Transformers: Revenge of the Fallen
Directed by Michael Bay
A couple decades of human history down the road and this will be looked back on as "classic Bay." Whatever that might mean is a debate for another time.
The Really Bad
There's no denying Transformers: Revenge of the Fallen has problems, most of them the exact same problems that bedeviled the first movie, released a scant two years ago.
For some reason, it's in vogue to load up PG-13 action comedies with loads of genitalia references and sex jokes. They're hardly ever funny. Was the humping dogs joke really funny to the writers? Two of them, Roberto Orci and Alex Kurtzman, wrote the first Transformers as well as this summer's Star Trek. A third, Ehren Kruger, came on board after non-classics like Blood and Chocolate. How about the Decepticon humping Megan Fox's leg? Funny? Really?
There are also some massive gaps in logic. For example, how can a large portion of Shanghai be destroyed by a wild chase between Autobots and Decepticons and not get any serious media coverage? It's relegated to YouTube knock-off sites with debates raging over the authenticity of the citizen-journalists' footage. Could somebody from Xinhua maybe take a photo of the aftermath? Please?

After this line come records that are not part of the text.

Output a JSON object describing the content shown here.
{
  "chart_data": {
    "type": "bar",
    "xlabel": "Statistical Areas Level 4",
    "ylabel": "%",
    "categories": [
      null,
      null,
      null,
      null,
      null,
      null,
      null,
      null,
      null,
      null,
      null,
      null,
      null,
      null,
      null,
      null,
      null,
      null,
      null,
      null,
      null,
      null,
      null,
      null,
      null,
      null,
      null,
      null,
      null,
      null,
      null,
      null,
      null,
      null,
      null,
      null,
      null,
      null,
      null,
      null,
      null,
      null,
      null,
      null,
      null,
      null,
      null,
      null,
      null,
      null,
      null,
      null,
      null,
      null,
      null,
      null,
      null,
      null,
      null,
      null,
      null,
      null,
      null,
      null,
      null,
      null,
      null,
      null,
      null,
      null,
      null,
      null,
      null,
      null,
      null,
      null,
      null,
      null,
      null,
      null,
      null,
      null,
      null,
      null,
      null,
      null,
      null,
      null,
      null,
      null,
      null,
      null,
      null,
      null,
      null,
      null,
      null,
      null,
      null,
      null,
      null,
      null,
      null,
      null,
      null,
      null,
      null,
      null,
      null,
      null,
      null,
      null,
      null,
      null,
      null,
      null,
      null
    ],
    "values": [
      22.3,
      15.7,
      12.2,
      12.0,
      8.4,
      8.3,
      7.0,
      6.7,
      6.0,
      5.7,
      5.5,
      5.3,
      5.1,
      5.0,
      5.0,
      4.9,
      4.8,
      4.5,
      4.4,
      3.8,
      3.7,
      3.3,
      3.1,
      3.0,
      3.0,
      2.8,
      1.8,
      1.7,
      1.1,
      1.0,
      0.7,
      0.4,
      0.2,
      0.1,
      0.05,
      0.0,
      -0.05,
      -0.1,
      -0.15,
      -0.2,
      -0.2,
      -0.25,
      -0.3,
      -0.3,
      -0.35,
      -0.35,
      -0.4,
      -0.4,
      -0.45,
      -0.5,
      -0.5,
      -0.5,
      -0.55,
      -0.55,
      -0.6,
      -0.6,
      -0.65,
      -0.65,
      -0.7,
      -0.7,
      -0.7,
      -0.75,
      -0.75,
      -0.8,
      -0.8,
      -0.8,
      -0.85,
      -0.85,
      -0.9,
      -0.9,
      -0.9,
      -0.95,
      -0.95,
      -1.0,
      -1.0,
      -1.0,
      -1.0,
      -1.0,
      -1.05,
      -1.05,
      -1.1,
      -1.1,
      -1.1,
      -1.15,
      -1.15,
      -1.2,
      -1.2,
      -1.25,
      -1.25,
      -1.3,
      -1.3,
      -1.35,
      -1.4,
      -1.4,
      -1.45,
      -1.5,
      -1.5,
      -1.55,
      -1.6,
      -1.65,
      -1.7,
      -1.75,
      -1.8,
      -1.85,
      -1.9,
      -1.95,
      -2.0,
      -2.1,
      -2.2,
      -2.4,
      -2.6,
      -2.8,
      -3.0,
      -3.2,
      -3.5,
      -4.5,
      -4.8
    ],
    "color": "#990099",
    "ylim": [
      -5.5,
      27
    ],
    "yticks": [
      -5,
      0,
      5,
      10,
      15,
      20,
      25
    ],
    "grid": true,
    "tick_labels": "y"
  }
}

But that plot point goes to serve the movie's primary conceit: Amid all the monstrous mayhem pounded out by the Decepticons, the Autobots have formed an alliance with the U.S. military to weed out the badbots which have, somehow, been living anonymously among the human populace.
And another question: How is it a sliver of the cube from the first flick, stuck in Sam Witwicky's clothes, can burn through the entire upstairs floor, only to be stopped by the kitchen table, where its electric charge enlivens a bunch of countertop appliances like a pack of Gremlins at 12:01 in the morning?
Yeah, the movie has problems.
But it also has some really good, fun stuff. This is a big, noisy, brash summer blockbuster and it is entirely unashamed of those aspirations. It's all over the map in terms of time, space, geography, political conservatism and liberal humor.
Yes, Megan is a fox
One of the cool new Decepticons in Revenge of the Fallen
Photos: Dreamworks/Paramount Pictures
This unwieldy, 150-minute gargantuan works best when it gets down to the loopy action and puts the toilet humor behind. After muddling through a meandering first half that tries to develop a long-distance romance between Mikaela (Fox) and Sam (Shia LaBeouf) after he heads off to college, the story becomes more involving as the meat of the story, such as it is, presents itself:
There's a bigger baddie than Megatron named The Fallen; he's the first Decepticon and he wants to destroy Earth because he can't stand humans. That hatred's the reason for his fall from grace back around 17,000 B.C.
This back story leads to a pretty nifty storyline involving ancient Egypt and the Pyramids of Giza, with a nod to The Orion Mystery. The puzzle here isn't complicated enough to require the skills of a Robert Langdon. No. Sam Witwicky's brain will do – and that's precisely what The Fallen wants in his nefarious plot to destroy the planet. Sam, by some astonishing osmosis, has absorbed all the knowledge of the cube.
The Matrix of Leadership
Transformers: Revenge of the Fallen also manages something of a coup: It's quite possibly the first major movie to make reference to President Obama's administration. And it's not entirely positive. There's a little jibber-jabber about the use of diplomacy to reason with the Decepticons (and, quite possibly, to simply give them what they want: Sam's brain).
It can't be forgotten this is "simply" a Michael Bay movie, but there is the tantalizing thought that maybe, just maybe, amid the salacious humor and ear-splitting hard rock there's really something more thematically subversive – and relevant – going on here.
One of the thematic weaknesses of the first movie was its failure to capitalize on the whole technology/weaponry/civilization angle. This time around it's at least touched on a wee bit when it's revealed the U.S. alliance with the Autobots extends only to sharing intel and not weaponry. Optimus Prime warns the president's messenger humans simply can't handle the weaponry, they'd destroy themselves.
That's one thread in this misshapen fabric that does make sense. And the ominous question from Optimus Prime challenges a request for the Autobots to leave and take their war with the Decepticons with them.
What, O.P. asks, if the Autobots leave and U.S. intelligence is wrong? What if the Decepticons want something else from Earth besides the destruction of the Autobots?
There's plenty of juicy subtext that could be mined in some of the ideas bandied around in the two Transformers movies. It's a shame, though, that shock-value jokes like John Turturro dropping his pants and Sam's mom getting strung out on pot cookies weigh more heavily on the scribes' minds.